The fact that Kenny Miller is the Whitecaps’ fourth leading scorer and he left after the May 3rd win against San Jose says it all.
"I think they are [good enough]," goalkeeper David Ousted told reporters. "They're young guys and they still have a lot to learn, like the rest of us. I do think that they have the quality to score and we believe in them. It's up to us as a team to back them up and keep producing chances for them. I believe we'll get those goals."
There is no getting away from the young factor. Hurtado is 23-years-old, Salgado just turned 21 yesterday and Manneh is 19. Even the injured Caleb Clarke is only 21. Darren Mattocks is an old man by comparison at 24. That may explain his wayward shooting, his eyesight is going.
However, if we take another quick look, this time at the MLS goalscoring charts, you see that blaming their lack of ability to finish on their youth is utter nonsense.
If you look at the top five goalscorers in MLS right now you’ll find Dom Dwyer (24 years old and 18 goals), Gyasi Zardes (23-years-old and 15 goals) and Erick Torres (23-years-old and 14 goals). All of them have more individual goals than the Whitecaps striking quartet combined.

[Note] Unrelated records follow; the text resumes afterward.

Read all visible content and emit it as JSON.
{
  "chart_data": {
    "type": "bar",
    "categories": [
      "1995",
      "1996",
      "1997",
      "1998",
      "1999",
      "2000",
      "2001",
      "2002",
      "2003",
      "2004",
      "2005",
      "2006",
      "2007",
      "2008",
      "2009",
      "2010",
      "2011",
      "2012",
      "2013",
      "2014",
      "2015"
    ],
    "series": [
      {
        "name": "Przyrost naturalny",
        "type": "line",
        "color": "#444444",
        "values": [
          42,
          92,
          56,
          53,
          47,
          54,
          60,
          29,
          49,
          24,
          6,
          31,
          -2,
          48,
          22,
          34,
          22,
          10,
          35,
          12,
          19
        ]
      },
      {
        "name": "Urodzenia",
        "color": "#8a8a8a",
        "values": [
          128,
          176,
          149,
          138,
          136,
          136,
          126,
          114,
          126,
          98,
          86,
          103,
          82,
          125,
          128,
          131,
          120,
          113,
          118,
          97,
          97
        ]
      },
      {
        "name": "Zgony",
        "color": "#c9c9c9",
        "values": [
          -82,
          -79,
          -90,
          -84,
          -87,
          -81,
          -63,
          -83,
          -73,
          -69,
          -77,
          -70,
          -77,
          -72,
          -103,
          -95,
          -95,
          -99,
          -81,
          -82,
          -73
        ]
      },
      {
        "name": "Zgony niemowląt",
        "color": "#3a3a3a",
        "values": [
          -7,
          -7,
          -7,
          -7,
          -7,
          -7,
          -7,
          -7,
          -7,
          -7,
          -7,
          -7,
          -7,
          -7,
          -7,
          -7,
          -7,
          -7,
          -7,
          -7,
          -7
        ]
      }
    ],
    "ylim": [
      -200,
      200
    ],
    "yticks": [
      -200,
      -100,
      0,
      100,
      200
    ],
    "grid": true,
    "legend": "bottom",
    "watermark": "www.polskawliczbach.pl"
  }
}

Despite their woeful time and wasteful moments, Carl Robinson still has faith in his strikers, at least publically. Let’s be honest though, he doesn’t have any choice or any alternative but to back them. There is no-one else right now and just four days left to change that scenario before the roster freeze.
"They've shown that they are, in bursts," Robinson said at training this week when asked if they were MLS quality and up for the job. "On a consistent basis? That's the big question with any player within this league, especially young players, so that's the challenge we're having. They're trying their hardest at the moment bit things aren't going."
The questions keep coming though and they will continue to keep coming as the season progresses and the goals don’t come. It was the first question asked again last night after the win over San Jose.
"My young boys are very, very good", Robinson responded at his postgame presser. "I’ve got a hundred percent faith in them, as I say to you every week. We won the game today, whether they scored or not. It’s not about any individual. What pleased me the most was a team performance today."
That was a great part of the San Jose win. For the first time in a long time, the Caps played like a cohesive unit, and Sebastian Fernandez worked hard and put in one hell of a shift up front. Without scoring, obviously.
But as Andy O’Brien said a few weeks ago, if scorers don’t score then they will end up getting replaced. It is the nature of the business. That in itself must play in the minds of all of these young strikers at the Caps right now. That’s why they sometimes try too hard, look for the shot when the pass was the better option. Do they feel the pressure? Do they read the clamour of people looking for trades and new additions?
"I don't look at that at all," Erik Hurtado told AFTN. "That's negative thinking, negative talk. I don't like having that in my life and I know that the team doesn't like having that in the locker room.
"We've just got to be positive. People can say what they want to say. Bring in new strikers, bring in new players, but at the end of the day, our job is to create chances and to try and score, and whether people are saying it or people aren't saying it, we know that's our job. It's not added pressure when people start talking because we're soccer players, we've been playing it our whole lives, and we know what our job requires."
Like the job of a baker, the proof of the pudding will be in the eating.